Nice derbeder gibi görünen kimseler vardır ki, onların içleri define doludur. Bu hakikati İbrahim Hakkı Hazretleri bir şiirinde şöyle ifade eder:
“Hakkı, gel sırrını eyleme zâhir
Olayım der isen bu yolda mâhir
Harabât ehline hor bakma Zâkir,
Defineye mâlik viraneler var.”
Rivâyetlere göre İbrahim Hakkı Hazretleri’nin Şakir ve Zâkir adında iki oğlu varmış. Zâkir sürekli Hakk’ı zikirle meşgul olan sâlih bir evlâtmış. Şakir ise o yıllar meyhaneden çıkmayan, ayık dolaşmayan biriymiş. Bir gün İbrahim Hakkı Hazretleri Zâkir’i yanına alır ve birlikte yürürler.

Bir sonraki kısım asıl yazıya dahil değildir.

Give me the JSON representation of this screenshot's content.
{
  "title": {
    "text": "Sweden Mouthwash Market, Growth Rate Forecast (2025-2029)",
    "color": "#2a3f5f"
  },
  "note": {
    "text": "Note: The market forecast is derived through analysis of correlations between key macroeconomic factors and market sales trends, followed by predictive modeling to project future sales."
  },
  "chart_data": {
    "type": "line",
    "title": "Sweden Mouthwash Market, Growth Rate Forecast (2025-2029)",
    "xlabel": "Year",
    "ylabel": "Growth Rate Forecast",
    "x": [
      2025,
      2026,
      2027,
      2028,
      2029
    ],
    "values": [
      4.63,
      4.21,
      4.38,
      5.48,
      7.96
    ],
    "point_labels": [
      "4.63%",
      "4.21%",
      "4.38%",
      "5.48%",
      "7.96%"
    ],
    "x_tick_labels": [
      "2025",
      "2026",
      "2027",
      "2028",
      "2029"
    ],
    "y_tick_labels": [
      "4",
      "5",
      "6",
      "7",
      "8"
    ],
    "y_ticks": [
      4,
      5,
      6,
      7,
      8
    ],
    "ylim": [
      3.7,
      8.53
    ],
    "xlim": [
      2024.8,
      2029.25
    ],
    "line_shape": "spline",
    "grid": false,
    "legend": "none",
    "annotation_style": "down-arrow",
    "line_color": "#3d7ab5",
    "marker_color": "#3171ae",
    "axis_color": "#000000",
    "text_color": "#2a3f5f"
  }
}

Derken yürüdükleri yol üzerinde bir meyhanenin önünden geçerler. İbrahim Hakkı Hazretleri, oğluna dışarıda beklemesini söyleyip içeri girer. Oğlu Şakir’i masa başında sızmış olarak bulur. Mekân sahibine oğlunun ne kadar borcunun olduğunu sorar ve bütün borcunu öder. Sonra da dışarı çıkar, oğlu Zâkir’le yürümeye devam eder. Şakir ayılınca borcunu ödeyip çıkmak ister. Ama mekân sahibi, “Borcun yok, baban hepsini ödedi.” dediğinde âdeta yıkılır, içini müthiş bir hayâ duygusu kaplar. Hemen babasının peşine düşer nihayet onu kardeşiyle birlikte bir uçurumun kenarında bulur. Onların konuşmalarına şahit olur. Babası İbrahim Hakkı Hazretleri, kardeşi Zâkir’e, “Oğlum, Kırklar’dan biri vefat etti. Şu uçurumdan atla ki, onun yerine sen de onlara karışasın.” demektedir. Ama kardeşi tereddüt eder, bir türlü atlayamaz. Bu konuşmaya kulak misafiri olan Şakir, “Baba, ben atlasam olmaz mı?” der, sonra da helâllik dileyip atlar, kırkların arasına karışır. Bunun üzerine İbrahim Hakkı Hazretleri, Zâkir’in şaşkın bakışları arasında yukarıdaki meşhur şiirini seslendirir.